The Problem
The product launched as a no-code MVP - fine for proving the concept, but 2,500 users and real Stripe payment flows exposed every ceiling it had. The business needed a proper engineering foundation: mobile-first, role-based access, QR event check-ins, and payments that actually held up under load.
What I Built
Co-founded the company and owned the engineering end-to-end. Rebuilt the no-code MVP into a React Native mobile app, a Next.js admin dashboard, and a Firebase backend handling real-time updates and role-based access - migrated the live user base with zero service disruption.
Designed the Firestore data model for events, tickets, attendees, and memberships. Chose React Native + Expo over a web wrapper - performance on mid-range Android mattered for the Helsinki user base.
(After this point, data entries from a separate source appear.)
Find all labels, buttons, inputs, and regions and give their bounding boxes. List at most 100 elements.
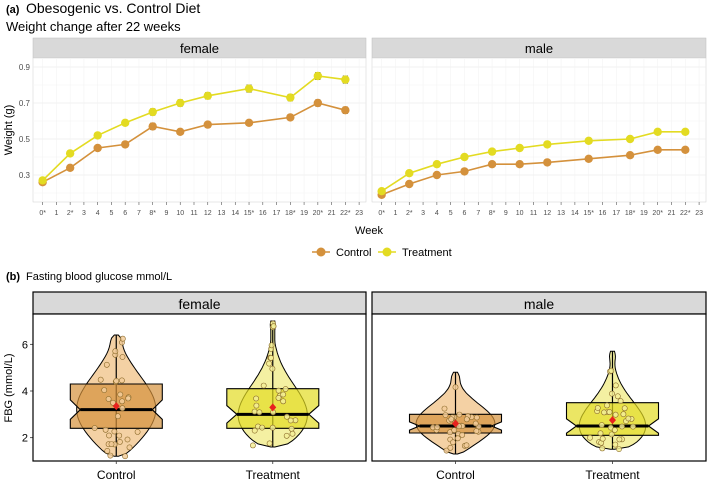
observation-point <box>630 423 636 430</box>
data-point-control <box>313 98 323 108</box>
observation-point <box>117 438 123 445</box>
x-tick-label: Control <box>436 468 475 482</box>
x-tick-label: 15* <box>244 210 255 217</box>
x-tick-label: 3 <box>421 210 425 217</box>
x-tick-label: Control <box>97 468 136 482</box>
observation-point <box>116 432 123 439</box>
observation-point <box>601 409 607 416</box>
observation-point <box>113 377 120 384</box>
observation-point <box>609 390 615 397</box>
observation-point <box>102 426 109 433</box>
observation-point <box>134 428 141 435</box>
x-tick-label: 7 <box>137 210 141 217</box>
data-point-treatment <box>377 187 386 196</box>
data-point-control <box>653 145 662 154</box>
x-tick-label: 13 <box>557 210 565 217</box>
observation-point <box>266 360 272 367</box>
data-point-control <box>405 179 414 189</box>
observation-point <box>268 354 274 361</box>
observation-point <box>260 382 267 389</box>
observation-point <box>611 427 618 433</box>
mean-marker <box>608 416 616 425</box>
observation-point <box>269 424 276 431</box>
observation-point <box>269 365 276 372</box>
observation-point <box>249 442 256 449</box>
data-point-control <box>203 120 212 129</box>
observation-point <box>625 415 632 422</box>
y-axis-label: Weight (g) <box>3 105 15 156</box>
y-tick-label: 6 <box>22 339 28 351</box>
observation-point <box>106 432 112 439</box>
x-tick-label: 23 <box>695 210 703 217</box>
x-tick-label: 18* <box>625 210 636 217</box>
x-tick-label: 10 <box>176 210 184 217</box>
x-tick-label: 21 <box>668 210 676 217</box>
observation-point <box>105 396 112 402</box>
observation-point <box>472 420 479 427</box>
data-point-treatment <box>286 93 295 102</box>
observation-point <box>608 431 615 438</box>
observation-point <box>112 348 119 355</box>
x-tick-label: 12 <box>204 210 212 217</box>
legend-treatment-label: Treatment <box>402 247 452 259</box>
observation-point <box>616 436 623 443</box>
data-point-treatment <box>653 127 662 136</box>
observation-point <box>119 405 126 412</box>
observation-point <box>617 398 624 404</box>
observation-point <box>251 408 258 415</box>
observation-point <box>253 395 259 402</box>
data-point-treatment <box>93 131 102 140</box>
observation-point <box>443 447 450 454</box>
observation-point <box>454 435 461 442</box>
data-point-treatment <box>432 160 442 169</box>
x-tick-label: 21 <box>328 210 336 217</box>
data-point-treatment <box>625 134 635 144</box>
observation-point <box>282 386 289 392</box>
observation-point <box>124 436 131 443</box>
x-tick-label: 22* <box>680 210 691 217</box>
x-tick-label: 12 <box>543 210 551 217</box>
x-tick-label: 3 <box>82 210 86 217</box>
observation-point <box>612 411 619 418</box>
y-axis-label: FBG (mmol/L) <box>3 353 15 422</box>
observation-point <box>594 405 601 411</box>
x-tick-label: 2* <box>406 210 413 217</box>
y-tick-label: 2 <box>22 433 28 445</box>
x-tick-label: 0* <box>378 210 385 217</box>
x-tick-label: 14 <box>231 210 239 217</box>
observation-point <box>612 382 619 389</box>
data-point-treatment <box>176 98 185 108</box>
y-tick-label: 0.3 <box>19 171 31 180</box>
x-tick-label: 2* <box>67 210 74 217</box>
x-tick-label: 23 <box>355 210 363 217</box>
facet-label: male <box>525 41 553 56</box>
data-point-treatment <box>341 75 350 84</box>
data-point-control <box>176 127 185 136</box>
observation-point <box>599 445 606 452</box>
mean-marker <box>112 402 120 411</box>
observation-point <box>104 447 111 454</box>
y-tick-label: 0.7 <box>19 99 31 108</box>
observation-point <box>606 409 613 415</box>
observation-point <box>459 431 466 438</box>
data-point-treatment <box>543 140 552 149</box>
observation-point <box>119 377 125 384</box>
x-tick-label: 20* <box>313 210 324 217</box>
observation-point <box>619 423 625 430</box>
observation-point <box>256 409 263 416</box>
facet-label: female <box>178 296 220 312</box>
observation-point <box>473 428 480 434</box>
data-point-control <box>681 145 690 154</box>
observation-point <box>119 335 126 342</box>
panel-b-tag: (b) <box>6 271 20 283</box>
x-tick-label: Treatment <box>246 468 301 482</box>
observation-point <box>287 417 294 424</box>
observation-point <box>268 342 275 349</box>
data-point-treatment <box>148 107 157 117</box>
observation-point <box>612 441 619 448</box>
observation-point <box>283 413 290 420</box>
observation-point <box>259 424 265 431</box>
data-point-control <box>543 158 552 167</box>
observation-point <box>115 413 121 420</box>
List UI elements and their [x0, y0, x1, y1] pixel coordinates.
Firebase Authentication for social login, Stripe for ticket purchases. Spent time on the webhook layer before launch - duplicate events, failed charges, and refund flows are the edge cases that kill trust in production.
Built the Next.js dashboard used daily by business owners: event management, attendee lists, QR check-in tracking, and refund processing - all hitting the same Firestore backend as the mobile app.
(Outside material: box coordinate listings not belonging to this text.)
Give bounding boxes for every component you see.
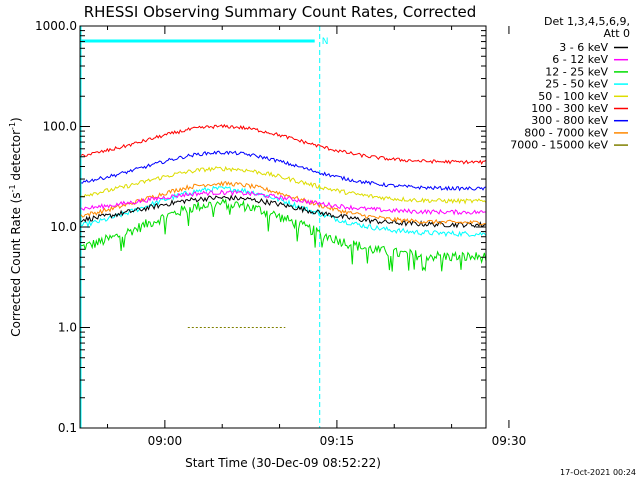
plot-area: N xyxy=(80,26,486,428)
legend-header: Att 0 xyxy=(604,27,630,40)
legend-entry-label: 6 - 12 keV xyxy=(552,53,608,66)
x-tick-label: 09:30 xyxy=(492,434,527,448)
x-axis-label: Start Time (30-Dec-09 08:52:22) xyxy=(185,456,381,470)
series-line-6-12-keV xyxy=(80,189,486,216)
legend-entry-label: 50 - 100 keV xyxy=(538,90,608,103)
flag-label: N xyxy=(322,37,329,47)
series-line-12-25-keV xyxy=(81,197,486,272)
y-tick-label: 1000.0 xyxy=(35,19,77,33)
series-line-3-6-keV xyxy=(80,194,486,229)
legend-entry-label: 300 - 800 keV xyxy=(531,114,608,127)
y-tick-label: 0.1 xyxy=(58,421,77,435)
series-line-300-800-keV xyxy=(81,150,486,192)
y-tick-label: 1.0 xyxy=(58,321,77,335)
series-line-800-7000-keV xyxy=(80,180,486,226)
y-axis-label-end: ) xyxy=(9,117,23,122)
y-tick-label: 100.0 xyxy=(43,120,77,134)
legend-entry-label: 25 - 50 keV xyxy=(545,78,608,91)
y-axis-label-sup2: -1 xyxy=(8,122,17,130)
legend-entry-label: 3 - 6 keV xyxy=(559,41,608,54)
y-tick-label: 10.0 xyxy=(50,220,77,234)
chart-title: RHESSI Observing Summary Count Rates, Co… xyxy=(84,3,477,21)
y-axis-label: Corrected Count Rate (s-1 detector-1) xyxy=(8,117,23,336)
x-tick-label: 09:00 xyxy=(148,434,183,448)
series-line-100-300-keV xyxy=(80,123,486,165)
legend-entry-label: 800 - 7000 keV xyxy=(524,126,608,139)
y-axis-label-sup1: -1 xyxy=(8,184,17,192)
legend-entry-label: 100 - 300 keV xyxy=(531,102,608,115)
series-line-50-100-keV xyxy=(80,165,486,205)
legend-header: Det 1,3,4,5,6,9, xyxy=(544,15,630,28)
legend-entry-label: 12 - 25 keV xyxy=(545,65,608,78)
footer-date: 17-Oct-2021 00:24 xyxy=(560,468,636,477)
x-tick-label: 09:15 xyxy=(320,434,355,448)
legend-entry-label: 7000 - 15000 keV xyxy=(510,139,608,152)
y-axis-label-mid: detector xyxy=(9,130,23,185)
y-axis-label-main: Corrected Count Rate (s xyxy=(9,192,23,336)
Wrote integration tests across the payment and auth flows. My QA background caught a race condition in concurrent ticket purchases and a webhook idempotency issue before either reached production.
What Happened
8,000+ users onboarded across iOS, Android and web
50+ Helsinki businesses live with membership perks
30+ events run with near zero payment processing failures
Stripe webhooks handled - duplicate prevention, failed charges, refund flows all covered before launch
In the Wild
In Hindsight
The Firestore schema made sense early on but got awkward once the event and membership models grew. Relational reporting queries were painful to approximate with Firestore's document model. If starting over: Supabase (Postgres) from day one.